Ya en la orilla, me tumbo boca abajo para tomar el sol mientras el agua va refrescando mis piernas e incluso mis caderas. Veo que te sientas no muy lejos de mí, con las piernas extendidas. Se nota que también estás excitado aunque estás intentando controlarlo, recorro tu cuerpo con la mirada y desearía poder tocarte, sentirte más cerca para acariciarte. Volvemos a mirarnos y te sonrío a la vez que te hago un gesto para que te acerques. No nos decimos nada, no lo necesitamos, nuestros cuerpos hablan por nosotros y se desean. Te sientas a mi lado y uno de tus dedos hace dibujos sobre la parte trasera del muslo, subes por el glúteo te desvías a los costados y bajas por la espalda. El agua vuelve a mojar mis nalgas y las gotas dan un aspecto brillante a mi cuerpo. Siento como haces más presión sobre mi piel y tu mano masajea mi nalga izquierda. Abro un poco las piernas y aprovechas para descender lentamente hasta que siento cómo uno de tus dedos me acaricia de arriba abajo, haciendo movimientos suaves y pequeños y poco a poco a metiéndose en mi interior.


No sé si es el agua o soy yo pero siento que la humedad invade mi cuerpo, tengo los labios secos y dejo escapar un pequeño gemido. Me aprieto a ti y alargo mi mano para tocarte. Me apoyo en tu rodilla y voy subiendo por el muslo interno, me detengo y doy un pequeño respingo al notar dos dedos dentro de mí. Te acercas más aún y acaricio tus ingles. Tu erección ya es completa y dejo que mi mano te acaricie, subiendo y bajando al mismo tiempo que la tuya. Mojo mis dedos y hago círculos en la punta descendiendo por el tronco y rozando tus testículos. Tu respiración se acelera y dejas escapar varios gemidos. Nos estamos tocando a la vez, sintiendo el calor del sol y el agua que nos sorprende y nos refresca. Estamos excitados y nuestros cuerpos quieren más. Te ladeas y empiezas a besar mis hombros y mi espalda. Mis pechos se encogen al sentir tus labios y se me eriza la piel. Te colocas encima de mí, mordisqueas mis orejas y tu lengua recorre mi cuello en busca de mi boca. Levanto mi espalda y ladeo el cuello para en busca de tus labios. Nos besamos con pasión y deseo mientras tus manos tocan mis pechos erectos.
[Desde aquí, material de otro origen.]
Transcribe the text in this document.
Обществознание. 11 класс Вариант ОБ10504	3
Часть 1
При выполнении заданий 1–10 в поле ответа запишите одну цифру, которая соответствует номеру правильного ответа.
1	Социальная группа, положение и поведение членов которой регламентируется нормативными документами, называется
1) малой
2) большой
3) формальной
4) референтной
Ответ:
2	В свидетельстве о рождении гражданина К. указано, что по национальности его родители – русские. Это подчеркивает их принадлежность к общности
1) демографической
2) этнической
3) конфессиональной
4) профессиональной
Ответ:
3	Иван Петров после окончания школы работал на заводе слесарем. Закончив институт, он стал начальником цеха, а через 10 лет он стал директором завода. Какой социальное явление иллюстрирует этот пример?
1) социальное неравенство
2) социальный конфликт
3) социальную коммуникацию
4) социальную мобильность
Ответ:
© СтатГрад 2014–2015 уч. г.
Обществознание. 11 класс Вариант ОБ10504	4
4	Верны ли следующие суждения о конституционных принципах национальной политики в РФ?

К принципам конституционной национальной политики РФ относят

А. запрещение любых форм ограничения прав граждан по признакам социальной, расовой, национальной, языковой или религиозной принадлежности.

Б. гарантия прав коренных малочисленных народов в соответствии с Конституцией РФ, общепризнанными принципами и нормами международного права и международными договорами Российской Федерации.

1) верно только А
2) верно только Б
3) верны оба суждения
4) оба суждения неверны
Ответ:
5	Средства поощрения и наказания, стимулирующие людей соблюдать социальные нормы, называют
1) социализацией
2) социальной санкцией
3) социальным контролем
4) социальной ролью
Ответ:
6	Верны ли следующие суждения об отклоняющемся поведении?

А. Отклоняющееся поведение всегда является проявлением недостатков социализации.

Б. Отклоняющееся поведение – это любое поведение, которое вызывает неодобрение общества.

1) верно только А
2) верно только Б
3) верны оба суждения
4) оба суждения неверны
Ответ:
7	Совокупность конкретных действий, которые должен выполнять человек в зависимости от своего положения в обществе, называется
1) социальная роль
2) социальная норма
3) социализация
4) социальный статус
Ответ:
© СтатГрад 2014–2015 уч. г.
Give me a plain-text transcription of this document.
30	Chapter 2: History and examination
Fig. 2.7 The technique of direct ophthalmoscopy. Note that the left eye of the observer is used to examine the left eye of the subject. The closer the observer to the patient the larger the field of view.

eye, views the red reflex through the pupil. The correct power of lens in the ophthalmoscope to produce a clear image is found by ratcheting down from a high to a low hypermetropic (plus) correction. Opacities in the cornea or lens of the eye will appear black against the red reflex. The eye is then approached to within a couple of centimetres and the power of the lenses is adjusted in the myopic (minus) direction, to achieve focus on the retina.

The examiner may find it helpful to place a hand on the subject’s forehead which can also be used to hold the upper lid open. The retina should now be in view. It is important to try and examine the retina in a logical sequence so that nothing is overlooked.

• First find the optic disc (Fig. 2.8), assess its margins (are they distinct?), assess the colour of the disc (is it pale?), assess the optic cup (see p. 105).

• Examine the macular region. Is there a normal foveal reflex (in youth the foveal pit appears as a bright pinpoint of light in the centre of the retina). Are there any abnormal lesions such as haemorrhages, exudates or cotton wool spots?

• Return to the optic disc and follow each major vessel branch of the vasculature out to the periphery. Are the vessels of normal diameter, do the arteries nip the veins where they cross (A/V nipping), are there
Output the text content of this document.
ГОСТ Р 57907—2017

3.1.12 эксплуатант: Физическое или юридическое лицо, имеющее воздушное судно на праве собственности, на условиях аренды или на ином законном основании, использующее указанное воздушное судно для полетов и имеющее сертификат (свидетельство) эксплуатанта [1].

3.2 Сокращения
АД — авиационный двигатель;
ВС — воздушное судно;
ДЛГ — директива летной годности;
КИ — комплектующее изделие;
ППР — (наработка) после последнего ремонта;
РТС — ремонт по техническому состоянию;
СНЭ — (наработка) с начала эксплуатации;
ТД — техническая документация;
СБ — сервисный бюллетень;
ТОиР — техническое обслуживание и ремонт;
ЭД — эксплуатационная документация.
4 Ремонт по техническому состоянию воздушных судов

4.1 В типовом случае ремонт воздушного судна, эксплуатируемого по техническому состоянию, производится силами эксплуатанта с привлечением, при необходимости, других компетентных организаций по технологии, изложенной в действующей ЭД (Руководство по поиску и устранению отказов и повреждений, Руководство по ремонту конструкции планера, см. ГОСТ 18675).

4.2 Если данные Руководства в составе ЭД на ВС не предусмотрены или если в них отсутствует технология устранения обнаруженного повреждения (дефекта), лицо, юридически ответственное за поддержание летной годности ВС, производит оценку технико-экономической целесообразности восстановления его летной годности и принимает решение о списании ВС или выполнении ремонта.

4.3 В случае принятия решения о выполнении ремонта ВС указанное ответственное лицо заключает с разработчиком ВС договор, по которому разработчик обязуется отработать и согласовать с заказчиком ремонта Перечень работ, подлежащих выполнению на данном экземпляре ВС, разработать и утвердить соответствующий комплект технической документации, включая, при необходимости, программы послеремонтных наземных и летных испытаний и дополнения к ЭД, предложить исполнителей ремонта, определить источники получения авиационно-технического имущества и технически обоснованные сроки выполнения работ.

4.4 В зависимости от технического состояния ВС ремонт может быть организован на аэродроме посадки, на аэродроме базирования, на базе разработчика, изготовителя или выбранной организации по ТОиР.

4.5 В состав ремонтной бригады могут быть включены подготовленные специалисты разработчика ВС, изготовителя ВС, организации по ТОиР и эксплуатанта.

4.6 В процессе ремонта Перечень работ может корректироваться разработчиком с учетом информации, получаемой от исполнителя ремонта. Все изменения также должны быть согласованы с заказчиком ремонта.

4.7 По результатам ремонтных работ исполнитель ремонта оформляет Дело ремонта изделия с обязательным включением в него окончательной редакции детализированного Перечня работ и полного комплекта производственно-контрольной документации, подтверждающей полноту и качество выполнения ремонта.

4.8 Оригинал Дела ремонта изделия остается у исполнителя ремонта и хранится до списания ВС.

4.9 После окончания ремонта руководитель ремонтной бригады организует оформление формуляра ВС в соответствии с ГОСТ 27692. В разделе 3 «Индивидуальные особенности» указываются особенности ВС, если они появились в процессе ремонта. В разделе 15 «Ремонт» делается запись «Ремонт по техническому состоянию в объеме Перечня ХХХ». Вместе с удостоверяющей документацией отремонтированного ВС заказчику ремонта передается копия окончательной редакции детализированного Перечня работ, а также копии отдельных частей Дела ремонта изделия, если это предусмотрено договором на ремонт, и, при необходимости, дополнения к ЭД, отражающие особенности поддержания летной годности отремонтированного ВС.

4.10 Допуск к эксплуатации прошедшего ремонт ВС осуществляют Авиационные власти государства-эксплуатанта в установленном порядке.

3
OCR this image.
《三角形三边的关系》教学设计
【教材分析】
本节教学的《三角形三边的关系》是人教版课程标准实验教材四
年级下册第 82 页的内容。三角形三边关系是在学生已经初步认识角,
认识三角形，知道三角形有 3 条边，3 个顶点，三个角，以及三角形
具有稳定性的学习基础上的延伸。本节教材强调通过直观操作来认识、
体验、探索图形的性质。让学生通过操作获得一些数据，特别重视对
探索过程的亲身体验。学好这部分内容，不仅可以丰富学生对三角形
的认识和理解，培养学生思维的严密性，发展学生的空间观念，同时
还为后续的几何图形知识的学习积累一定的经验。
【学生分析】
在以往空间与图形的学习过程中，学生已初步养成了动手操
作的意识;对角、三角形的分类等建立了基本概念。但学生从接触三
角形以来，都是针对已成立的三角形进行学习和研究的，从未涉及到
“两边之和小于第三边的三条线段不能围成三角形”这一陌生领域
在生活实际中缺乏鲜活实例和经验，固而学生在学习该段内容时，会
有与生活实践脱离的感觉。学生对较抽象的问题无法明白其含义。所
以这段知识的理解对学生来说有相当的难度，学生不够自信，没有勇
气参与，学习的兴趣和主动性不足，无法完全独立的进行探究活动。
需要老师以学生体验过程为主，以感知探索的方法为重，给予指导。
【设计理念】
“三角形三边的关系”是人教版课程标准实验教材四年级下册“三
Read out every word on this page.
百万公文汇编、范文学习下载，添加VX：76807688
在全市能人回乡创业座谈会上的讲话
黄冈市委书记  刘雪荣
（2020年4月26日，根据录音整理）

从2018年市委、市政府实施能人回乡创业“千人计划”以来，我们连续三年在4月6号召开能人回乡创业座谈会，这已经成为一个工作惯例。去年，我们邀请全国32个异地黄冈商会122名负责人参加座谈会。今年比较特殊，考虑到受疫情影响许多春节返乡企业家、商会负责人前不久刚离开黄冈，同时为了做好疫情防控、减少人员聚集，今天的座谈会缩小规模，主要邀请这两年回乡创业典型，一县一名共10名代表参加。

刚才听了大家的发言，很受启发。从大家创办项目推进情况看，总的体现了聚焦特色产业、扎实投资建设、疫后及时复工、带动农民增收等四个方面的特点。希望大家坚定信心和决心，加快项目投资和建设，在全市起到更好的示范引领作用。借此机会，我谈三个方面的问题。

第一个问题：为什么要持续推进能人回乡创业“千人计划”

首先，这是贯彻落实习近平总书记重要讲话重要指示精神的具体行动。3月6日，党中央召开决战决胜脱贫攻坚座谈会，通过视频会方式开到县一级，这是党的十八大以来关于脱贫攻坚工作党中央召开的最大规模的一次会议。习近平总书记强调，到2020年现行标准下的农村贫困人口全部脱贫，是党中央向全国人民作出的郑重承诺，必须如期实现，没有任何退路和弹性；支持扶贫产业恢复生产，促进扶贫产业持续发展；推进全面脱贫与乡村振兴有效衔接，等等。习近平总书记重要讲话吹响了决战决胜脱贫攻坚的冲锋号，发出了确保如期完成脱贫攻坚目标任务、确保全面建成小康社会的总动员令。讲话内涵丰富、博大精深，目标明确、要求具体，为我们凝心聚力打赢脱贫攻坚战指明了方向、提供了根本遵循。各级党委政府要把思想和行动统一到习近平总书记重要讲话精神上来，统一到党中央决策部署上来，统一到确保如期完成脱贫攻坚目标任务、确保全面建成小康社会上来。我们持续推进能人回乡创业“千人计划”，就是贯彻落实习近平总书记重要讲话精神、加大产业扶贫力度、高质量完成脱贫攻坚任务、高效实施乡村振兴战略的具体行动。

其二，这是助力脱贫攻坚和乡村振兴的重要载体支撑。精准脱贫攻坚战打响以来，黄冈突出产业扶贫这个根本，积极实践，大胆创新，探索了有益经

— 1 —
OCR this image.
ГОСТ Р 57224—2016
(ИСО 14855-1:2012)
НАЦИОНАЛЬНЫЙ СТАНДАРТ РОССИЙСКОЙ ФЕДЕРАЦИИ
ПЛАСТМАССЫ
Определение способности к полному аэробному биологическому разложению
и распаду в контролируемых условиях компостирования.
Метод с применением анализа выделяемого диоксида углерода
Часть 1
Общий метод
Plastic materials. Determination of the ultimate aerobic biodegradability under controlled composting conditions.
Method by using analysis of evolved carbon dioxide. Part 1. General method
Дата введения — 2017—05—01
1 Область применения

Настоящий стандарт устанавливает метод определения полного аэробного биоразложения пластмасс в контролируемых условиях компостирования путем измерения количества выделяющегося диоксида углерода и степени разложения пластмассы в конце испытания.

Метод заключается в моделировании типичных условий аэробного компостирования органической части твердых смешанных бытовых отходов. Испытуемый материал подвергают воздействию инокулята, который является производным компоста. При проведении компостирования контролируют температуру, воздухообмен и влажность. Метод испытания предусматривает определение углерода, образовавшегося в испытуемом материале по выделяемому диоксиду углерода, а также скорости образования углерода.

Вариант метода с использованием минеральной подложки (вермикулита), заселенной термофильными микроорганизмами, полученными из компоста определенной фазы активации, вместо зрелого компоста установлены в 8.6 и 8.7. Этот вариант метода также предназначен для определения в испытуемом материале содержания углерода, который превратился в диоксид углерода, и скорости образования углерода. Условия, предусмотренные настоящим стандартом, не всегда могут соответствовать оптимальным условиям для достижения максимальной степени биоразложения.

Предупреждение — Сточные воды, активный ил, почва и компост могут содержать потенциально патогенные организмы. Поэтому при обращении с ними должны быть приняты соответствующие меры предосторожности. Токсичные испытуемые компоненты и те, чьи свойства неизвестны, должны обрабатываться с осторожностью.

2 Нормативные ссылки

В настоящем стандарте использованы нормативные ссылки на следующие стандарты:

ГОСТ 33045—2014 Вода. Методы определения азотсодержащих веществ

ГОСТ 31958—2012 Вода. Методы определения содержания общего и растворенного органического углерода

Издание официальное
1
Me tumbas, me abres un poco las piernas y noto como te colocas. Siento como va metiéndose poco a poco, duro y te aprietas más a mí. Notas el calor, la humedad, el agua… sientes como las paredes se abren, un suave cosquilleo que recorre todo tu miembro y te llena de placer. Subo las caderas y sigo tus movimientos, sales para volver a entrar, sin prisas, deleitándote dejándote llevar por las sensaciones. Me agarro a tus brazos y te digo que sigas, arqueo la espalda para sentirte más dentro y las embestidas cada vez son más rápidas. Sientes como mi respiración se acelera, mis gemidos son cada vez más intensos. Sigues empujando agarrándome de los hombros, estoy acercándome al orgasmo, mis paredes se contraen cada vez más y más y ya no puedo contenerme. Clavo las uñas en la arena y mis contracciones te hacen llegar al orgasmo casi a la vez. Los dos gemimos y nuestros cuerpos se tensan del placer que nos invade. Te dejas caer hacia un lado, los dos boca arriba, recuperando el aire y dejando que las olas se lleven los restos de nuestro intenso encuentro.